En outre, le Comité des droits de l’homme a rappelé que les peines ne devaient pas être excessivement punitives. Amnesty International craint que les peines appliquées, y compris les amendes infligées dans les affaires présentées plus haut, ne soient excessives et disproportionnées. Cette politique risque d’avoir un effet dissuasif sur la publication d’informations sur des questions d’intérêt public, en particulier dans les situations où la viabilité économique de médias est compromise par de lourdes amendes.

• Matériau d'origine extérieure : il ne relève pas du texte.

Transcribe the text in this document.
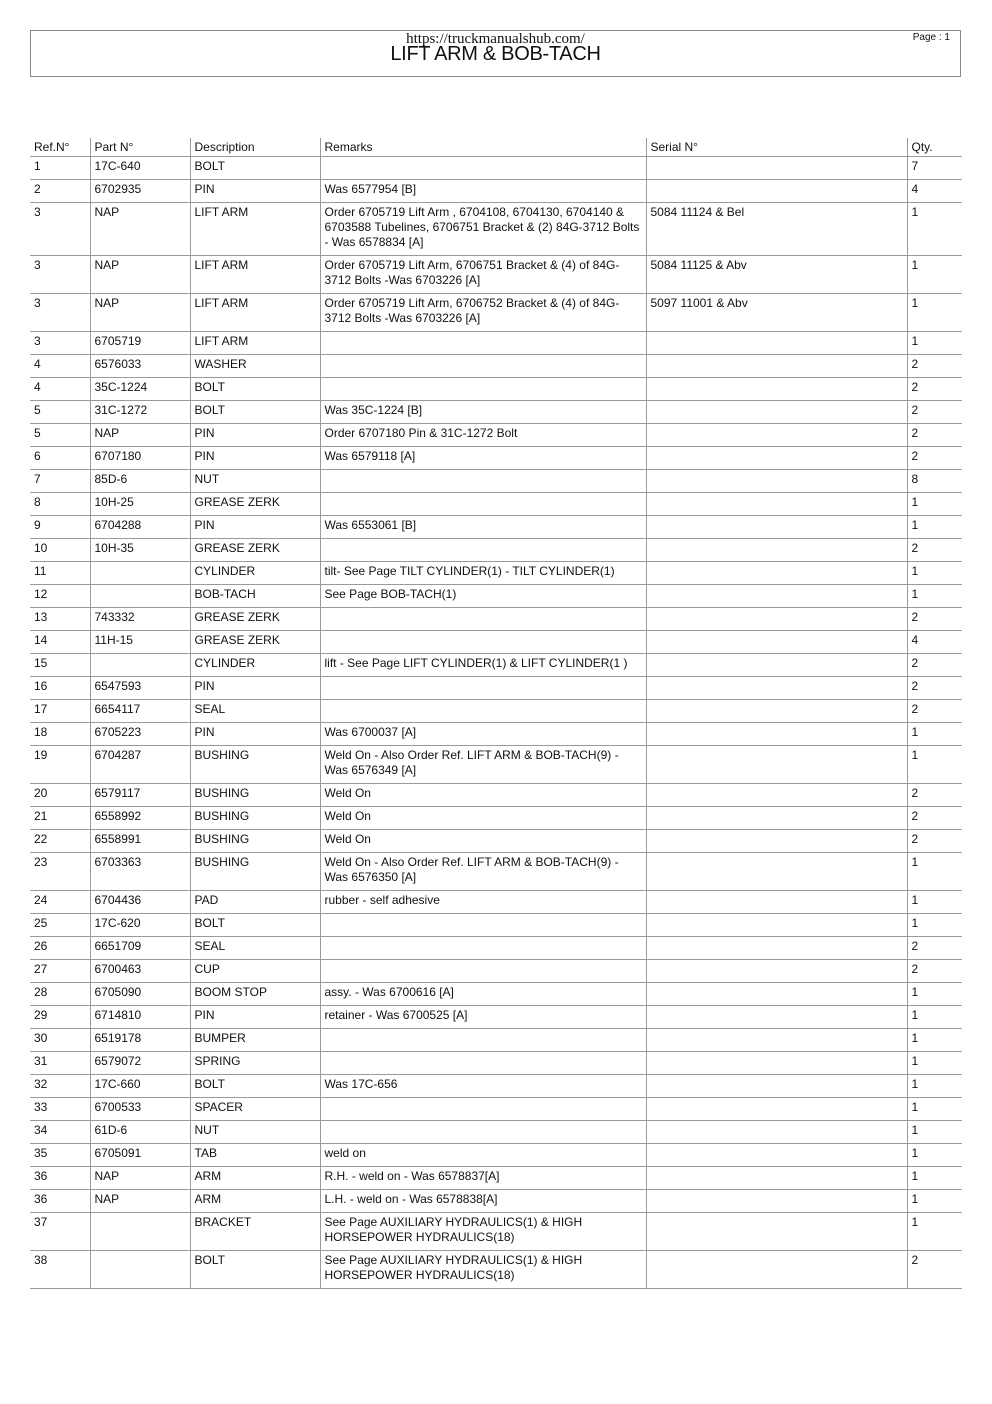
https://truckmanualshub.com/
LIFT ARM & BOB-TACH
Page : 1
Ref.N°	Part N°	Description	Remarks	Serial N°	Qty.
1	17C-640	BOLT			7
2	6702935	PIN	Was 6577954 [B]		4
3	NAP	LIFT ARM	Order 6705719 Lift Arm , 6704108, 6704130, 6704140 & 6703588 Tubelines, 6706751 Bracket & (2) 84G-3712 Bolts - Was 6578834 [A]	5084 11124 & Bel	1
3	NAP	LIFT ARM	Order 6705719 Lift Arm, 6706751 Bracket & (4) of 84G-3712 Bolts -Was 6703226 [A]	5084 11125 & Abv	1
3	NAP	LIFT ARM	Order 6705719 Lift Arm, 6706752 Bracket & (4) of 84G-3712 Bolts -Was 6703226 [A]	5097 11001 & Abv	1
3	6705719	LIFT ARM			1
4	6576033	WASHER			2
4	35C-1224	BOLT			2
5	31C-1272	BOLT	Was 35C-1224 [B]		2
5	NAP	PIN	Order 6707180 Pin & 31C-1272 Bolt		2
6	6707180	PIN	Was 6579118 [A]		2
7	85D-6	NUT			8
8	10H-25	GREASE ZERK			1
9	6704288	PIN	Was 6553061 [B]		1
10	10H-35	GREASE ZERK			2
11		CYLINDER	tilt- See Page TILT CYLINDER(1) - TILT CYLINDER(1)		1
12		BOB-TACH	See Page BOB-TACH(1)		1
13	743332	GREASE ZERK			2
14	11H-15	GREASE ZERK			4
15		CYLINDER	lift - See Page LIFT CYLINDER(1) & LIFT CYLINDER(1 )		2
16	6547593	PIN			2
17	6654117	SEAL			2
18	6705223	PIN	Was 6700037 [A]		1
19	6704287	BUSHING	Weld On - Also Order Ref. LIFT ARM & BOB-TACH(9) - Was 6576349 [A]		1
20	6579117	BUSHING	Weld On		2
21	6558992	BUSHING	Weld On		2
22	6558991	BUSHING	Weld On		2
23	6703363	BUSHING	Weld On - Also Order Ref. LIFT ARM & BOB-TACH(9) - Was 6576350 [A]		1
24	6704436	PAD	rubber - self adhesive		1
25	17C-620	BOLT			1
26	6651709	SEAL			2
27	6700463	CUP			2
28	6705090	BOOM STOP	assy. - Was 6700616 [A]		1
29	6714810	PIN	retainer - Was 6700525 [A]		1
30	6519178	BUMPER			1
31	6579072	SPRING			1
32	17C-660	BOLT	Was 17C-656		1
33	6700533	SPACER			1
34	61D-6	NUT			1
35	6705091	TAB	weld on		1
36	NAP	ARM	R.H. - weld on - Was 6578837[A]		1
36	NAP	ARM	L.H. - weld on - Was 6578838[A]		1
37		BRACKET	See Page AUXILIARY HYDRAULICS(1) & HIGH HORSEPOWER HYDRAULICS(18)		1
38		BOLT	See Page AUXILIARY HYDRAULICS(1) & HIGH HORSEPOWER HYDRAULICS(18)		2
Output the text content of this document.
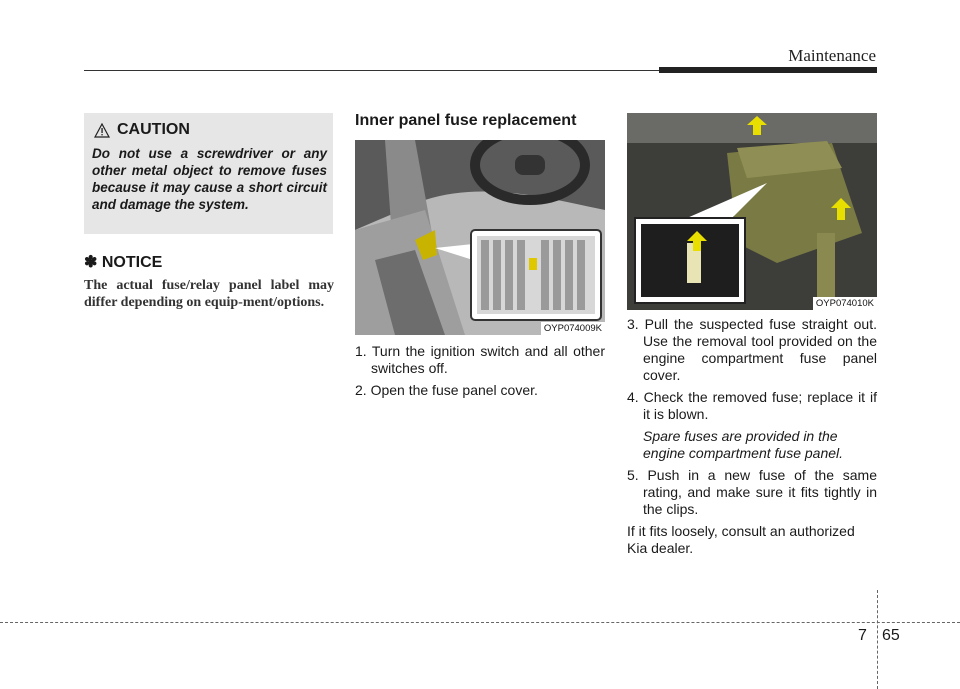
Maintenance
CAUTION
Do not use a screwdriver or any other metal object to remove fuses because it may cause a short circuit and damage the system.
✽ NOTICE
The actual fuse/relay panel label may differ depending on equip-ment/options.
Inner panel fuse replacement
OYP074009K
OYP074010K

1. Turn the ignition switch and all other switches off.

2. Open the fuse panel cover.

3. Pull the suspected fuse straight out. Use the removal tool provided on the engine compartment fuse panel cover.

4. Check the removed fuse; replace it if it is blown.

Spare fuses are provided in the engine compartment fuse panel.

5. Push in a new fuse of the same rating, and make sure it fits tightly in the clips.

If it fits loosely, consult an authorized Kia dealer.

7 65
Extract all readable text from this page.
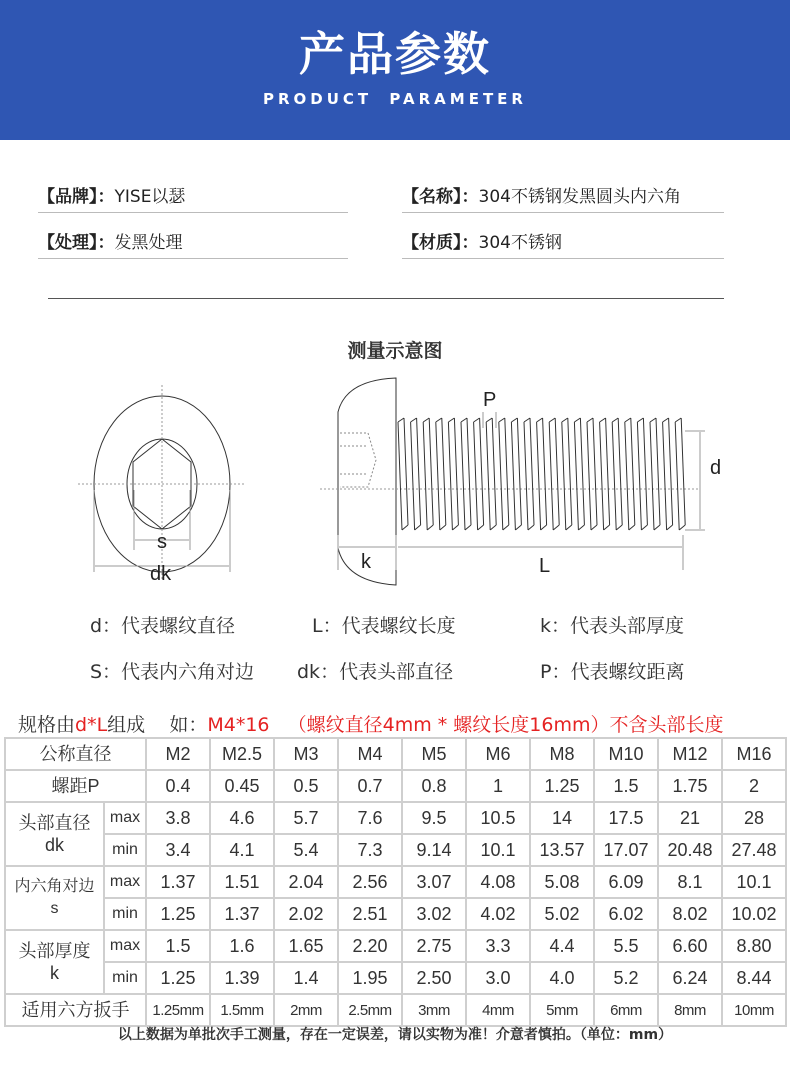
产品参数
PRODUCT PARAMETER
【品牌】：YISE以瑟	【名称】：304不锈钢发黑圆头内六角
【处理】：发黑处理	【材质】：304不锈钢
测量示意图
s
dk
k	L
P
d
d：代表螺纹直径	L：代表螺纹长度	k：代表头部厚度
S：代表内六角对边 dk：代表头部直径	P：代表螺纹距离
规格由d*L组成    如：M4*16   （螺纹直径4mm * 螺纹长度16mm）不含头部长度
公称直径		M2	M2.5	M3	M4	M5	M6	M8	M10	M12	M16
螺距P		0.4	0.45	0.5	0.7	0.8	1	1.25	1.5	1.75	2
头部直径
dk	max	3.8	4.6	5.7	7.6	9.5	10.5	14	17.5	21	28
	min	3.4	4.1	5.4	7.3	9.14	10.1	13.57	17.07	20.48	27.48
内六角对边
s	max	1.37	1.51	2.04	2.56	3.07	4.08	5.08	6.09	8.1	10.1
	min	1.25	1.37	2.02	2.51	3.02	4.02	5.02	6.02	8.02	10.02
头部厚度
k	max	1.5	1.6	1.65	2.20	2.75	3.3	4.4	5.5	6.60	8.80
	min	1.25	1.39	1.4	1.95	2.50	3.0	4.0	5.2	6.24	8.44
适用六方扳手		1.25mm	1.5mm	2mm	2.5mm	3mm	4mm	5mm	6mm	8mm	10mm
以上数据为单批次手工测量，存在一定误差，请以实物为准！介意者慎拍。（单位：mm）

Le rapporteur spécial des Nations unies sur la promotion et la protection du droit à la liberté d'opinion et d'expression a de son côté affirmé que la suspension de toute une publication en raison d’un seul article constituait une restriction injustifiée et disproportionnée, qui bafouait la liberté d’expression. Amnesty International craint que la suspension du site Badil.com mentionné plus haut ne constitue une restriction injustifiée et disproportionnée. L’article 75 du Code de la presse autorise les tribunaux à ordonner la suspension d’un journal pour une durée maximale de trois mois à la suite d’une condamnation pour diffusion d’une « nouvelle fausse », outrage au roi ou à d’autres membres de la famille royale, ou atteinte à la monarchie, à l’islam ou encore à l’« intégrité territoriale » (en référence aux revendications du Maroc sur le Sahara occidental).
Au Maroc, les journalistes risquent toujours d’être poursuivis pour « apologie du terrorisme », concept problématique formulé en termes vagues à l’article 218-2 du Code pénal. Les infractions liées au terrorisme doivent être définies avec précision de façon à ne pas se traduire par des restrictions injustifiées et disproportionnées du droit à la liberté d’expression. À cet égard, le rapporteur spécial des Nations unies sur la promotion et la protection des droits de l’homme et des libertés fondamentales dans la lutte antiterroriste a insisté sur l’importance de l’accès à l’information, notant qu’il ne fallait pas confondre couverture du terrorisme et apologie ou promotion de celui-ci. Il a recommandé de limiter les infractions d’« apologie » ou de « promotion » du terrorisme aux déclarations publiques faites dans l’intention d’inciter à la commission d’infractions de terrorisme et qui créent un risque que de telles infractions soient commises.